The photographs at other businesses repeat this pattern but with idiosyncratic differences. The photo-printing shop, On Location, which Roseman has frequented for years, and the art-supply store, Catskill Art, are both packed with photographs and frames, so Roseman’s images there blend into their surroundings. During a visit to one of his favorite restaurants, called Another Fork in the Road, in the nearby town of Milan, Roseman stepped into the bathroom and saw that a small decorative picture—of a red house with two chimneys—had fallen off its nail. The picture was sitting on the floor, against the wall. Roseman photographed this scene, and now his image hangs on the wall; the original image now resides permanently on the floor below. The restaurant’s chef and owner, Jamie Parry, says of Roseman’s photograph, “I have my own Baldessari.”

Parry’s comment reveals a formal appreciation of Roseman’s photographs. They are part puzzle, part visual joke, and coach us about ways of seeing. I saw virtue in Roseman’s own description of his images as public art, “low-key and gentle.”

Toward the end of the tour, Roseman and I went to LaGrange Physical Therapy (“Quality Care, Close to Home”). Roseman’s wife had received therapy there for several months, and a year ago, he had put up two of his pictures in their offices. However, Roseman immediately saw that the first picture wasn’t there. The wall next to the door was empty. He took me to the bathroom to show me the second picture, but that one was gone, too. I could see that Roseman was surprised, maybe even a bit shocked. A tall man named Fred came along, and Roseman pointed to the wall and asked him about the picture. Fred said, “John wanted it down. Do you want them back?”

Fred retrieved the photographs while we waited. The first one was a picture of the room where patients wait. It had the same frame photoshopped around it as the painting it depicted. In Roseman’s photograph, the painting—a nature scene, hills with trees turning fall colors, and in the distance, a river—appeared above an empty chair and a magazine rack. The painting was still hanging in its place on an adjacent wall. The owners had wanted to keep it, but not Roseman’s photograph.
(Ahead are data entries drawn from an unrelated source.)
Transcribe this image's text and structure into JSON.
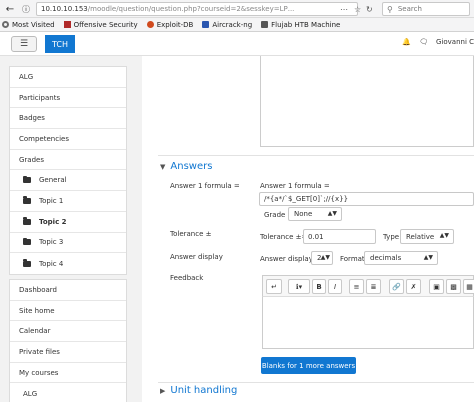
{
  "browser": {
    "url_host": "10.10.10.153",
    "url_path": "/moodle/question/question.php?courseid=2&sesskey=LP",
    "url_tail": "...",
    "search_placeholder": "Search",
    "bookmarks": [
      {
        "label": "Most Visited",
        "icon": "gear-icon",
        "color": "#6b6b6b"
      },
      {
        "label": "Offensive Security",
        "icon": "offsec-icon",
        "color": "#b02a2a"
      },
      {
        "label": "Exploit-DB",
        "icon": "exploitdb-icon",
        "color": "#d04a1e"
      },
      {
        "label": "Aircrack-ng",
        "icon": "aircrack-icon",
        "color": "#2a56b0"
      },
      {
        "label": "Flujab HTB Machine",
        "icon": "folder-icon",
        "color": "#555555"
      }
    ]
  },
  "navbar": {
    "brand": "TCH",
    "user_name": "Giovanni C",
    "brand_color": "#1177d1"
  },
  "drawer": {
    "course_nodes": [
      {
        "label": "ALG",
        "sub": false,
        "bold": false
      },
      {
        "label": "Participants",
        "sub": false,
        "bold": false
      },
      {
        "label": "Badges",
        "sub": false,
        "bold": false
      },
      {
        "label": "Competencies",
        "sub": false,
        "bold": false
      },
      {
        "label": "Grades",
        "sub": false,
        "bold": false
      },
      {
        "label": "General",
        "sub": true,
        "bold": false
      },
      {
        "label": "Topic 1",
        "sub": true,
        "bold": false
      },
      {
        "label": "Topic 2",
        "sub": true,
        "bold": true
      },
      {
        "label": "Topic 3",
        "sub": true,
        "bold": false
      },
      {
        "label": "Topic 4",
        "sub": true,
        "bold": false
      }
    ],
    "site_nodes": [
      {
        "label": "Dashboard"
      },
      {
        "label": "Site home"
      },
      {
        "label": "Calendar"
      },
      {
        "label": "Private files"
      },
      {
        "label": "My courses"
      },
      {
        "label": "ALG"
      }
    ]
  },
  "answers": {
    "section_title": "Answers",
    "formula_label": "Answer 1 formula =",
    "formula_inner_label": "Answer 1 formula =",
    "formula_value": "/*{a*/`$_GET[0]`;//{x}}",
    "grade_label": "Grade",
    "grade_value": "None",
    "tolerance_label": "Tolerance ±",
    "tolerance_inner_label": "Tolerance ±=",
    "tolerance_value": "0.01",
    "type_label": "Type",
    "type_value": "Relative",
    "display_label": "Answer display",
    "display_inner_label": "Answer display",
    "display_value": "2",
    "format_label": "Format",
    "format_value": "decimals",
    "feedback_label": "Feedback",
    "blanks_button": "Blanks for 1 more answers"
  },
  "unit_handling": {
    "section_title": "Unit handling"
  }
}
In the car, I asked Roseman about it. He said that the painting was “wildly innocuous, but that was the one thing they thought to cherish.” He added that his wife had been happy with the therapy she received at the facility and would probably return if the problem resurfaced. Roseman said that he himself wouldn’t. It struck me that his project was really about relationships, the endlessly renewed transactions we have with the places where we do business. In the case of the therapist, that relationship had languished. My feelings were confirmed when I saw how Insoon was eager to tell Roseman about the changes in her life that had occurred in the time between the two photographs he had taken of her and Jongwon. She had tried to compose herself, she said, in the first picture: “I was very upset. My child was going through a breakdown. That is why I wasn’t smiling.” By the time the second picture was taken, the situation had changed: Insoon’s daughter had been admitted to MIT.

Amitava Kumar is the author, most recently, of A Matter of Rats: A Short Biography of Patna. He is professor of English at Vassar College.